Bengt had to find another form of safety out of the storm currently stinging his face. He opened a nearby storage compartment and took a bag of emergency supplies, before grabbing the handrails to pull himself up to view the surrounding terrain for possible shelter. The land appeared to be a vast, bleached, and rocky coral reef, with old debris and marine skeletons strewn about the scape. Not too far away was a hole in an old, shipwrecked steamship, settled against a wall of reef rock. Seeing no other viable option to choose from, he leapt over the side of the yacht to make his way there. He almost sprained his ankle when landing, but he was able to jog it off as he made his way to the wreck.
Reaching the breach in the hull, Bengt climbed through and lit a flare to view his surroundings. It was old; very old. Everything was waterlogged, barnacle encrusted, and had a musty, dead fish smell. Water dripped and streamed from the creaking ceilings and walls, likely from both the storm and the fact the vessel was just underwater not long ago. It was still better than being outside. There appeared to be a plaque on a nearby wall, which he gave a quick wipe down to read: Neustria. It sounded vaguely familiar, but from where?
Bengt moved further inside the ship, as the sounds of the maelstrom raged outside, and the wooden boards creaked around him. Catching glimpses of small creatures like crabs and such scuttling in the shadows of the flare’s red light, he noticed despite the smell, there was a lack of dead fish. He reached an area of the ship where it turned into a natural wall of limestone. In that wall was a hole about two meters wide and almost the same height as he was. It went deep like a cave, and despite the jagged look, appeared to have been created via boring. Peering inside on the edge of its entryway, he could have sworn he saw something green, glimmering in the dark from his flare.

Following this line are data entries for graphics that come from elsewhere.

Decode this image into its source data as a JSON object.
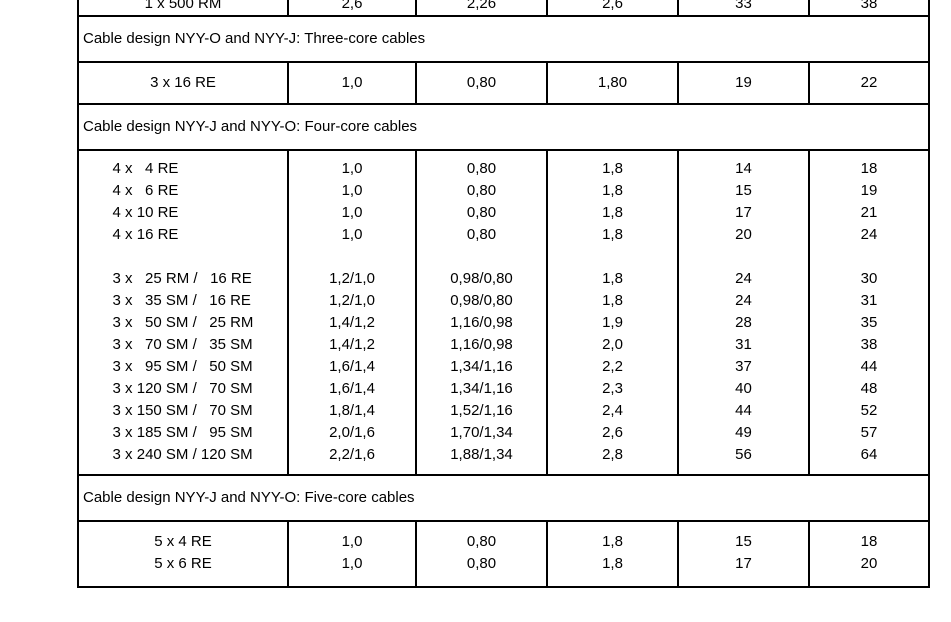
{
  "page": {
    "background_color": "#ffffff",
    "text_color": "#000000",
    "border_color": "#000000"
  },
  "table": {
    "clipped_top_row": {
      "cells": [
        "1 x 500 RM",
        "2,6",
        "2,26",
        "2,6",
        "33",
        "38"
      ]
    },
    "sections": [
      {
        "header": "Cable design NYY-O and NYY-J: Three-core cables",
        "columns": [
          [
            "3 x 16 RE"
          ],
          [
            "1,0"
          ],
          [
            "0,80"
          ],
          [
            "1,80"
          ],
          [
            "19"
          ],
          [
            "22"
          ]
        ]
      },
      {
        "header": "Cable design NYY-J and NYY-O: Four-core cables",
        "columns": [
          [
            "4 x   4 RE",
            "4 x   6 RE",
            "4 x 10 RE",
            "4 x 16 RE",
            "",
            "3 x   25 RM /   16 RE",
            "3 x   35 SM /   16 RE",
            "3 x   50 SM /   25 RM",
            "3 x   70 SM /   35 SM",
            "3 x   95 SM /   50 SM",
            "3 x 120 SM /   70 SM",
            "3 x 150 SM /   70 SM",
            "3 x 185 SM /   95 SM",
            "3 x 240 SM / 120 SM"
          ],
          [
            "1,0",
            "1,0",
            "1,0",
            "1,0",
            "",
            "1,2/1,0",
            "1,2/1,0",
            "1,4/1,2",
            "1,4/1,2",
            "1,6/1,4",
            "1,6/1,4",
            "1,8/1,4",
            "2,0/1,6",
            "2,2/1,6"
          ],
          [
            "0,80",
            "0,80",
            "0,80",
            "0,80",
            "",
            "0,98/0,80",
            "0,98/0,80",
            "1,16/0,98",
            "1,16/0,98",
            "1,34/1,16",
            "1,34/1,16",
            "1,52/1,16",
            "1,70/1,34",
            "1,88/1,34"
          ],
          [
            "1,8",
            "1,8",
            "1,8",
            "1,8",
            "",
            "1,8",
            "1,8",
            "1,9",
            "2,0",
            "2,2",
            "2,3",
            "2,4",
            "2,6",
            "2,8"
          ],
          [
            "14",
            "15",
            "17",
            "20",
            "",
            "24",
            "24",
            "28",
            "31",
            "37",
            "40",
            "44",
            "49",
            "56"
          ],
          [
            "18",
            "19",
            "21",
            "24",
            "",
            "30",
            "31",
            "35",
            "38",
            "44",
            "48",
            "52",
            "57",
            "64"
          ]
        ]
      },
      {
        "header": "Cable design NYY-J and NYY-O: Five-core cables",
        "columns": [
          [
            "5 x 4 RE",
            "5 x 6 RE"
          ],
          [
            "1,0",
            "1,0"
          ],
          [
            "0,80",
            "0,80"
          ],
          [
            "1,8",
            "1,8"
          ],
          [
            "15",
            "17"
          ],
          [
            "18",
            "20"
          ]
        ]
      }
    ]
  }
}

His light was dying, when the supposed sound of what he assumed was the vessel settling, drew closer. Bengt didn’t think much of it until that moment, because it was now as if someone was moving their way towards him, scraping thick nails against the wooden flooring. He turned to face the noise, but whatever it was, quickly lunged at him from out of the darkness. The flare fell and the light finally died. Bengt wasn’t given the chance to make a sound. Even if he had, the thunder and rain guaranteed that he wouldn’t be heard by anyone outside.
A couple days after the earthquake and tsunami, news reports estimated over 50,000 were dead, injured, or missing, and the damage being in the billions of dollars, along the effected coastal region. For the more positive side of reporting, some of those who were lost were found, and only around a few nautical miles offshore from Newport, the region had been gifted a new, over half square mile of island. It was given the name Aspido, and as the initial shock over the disasters subsided, the island began gaining interest.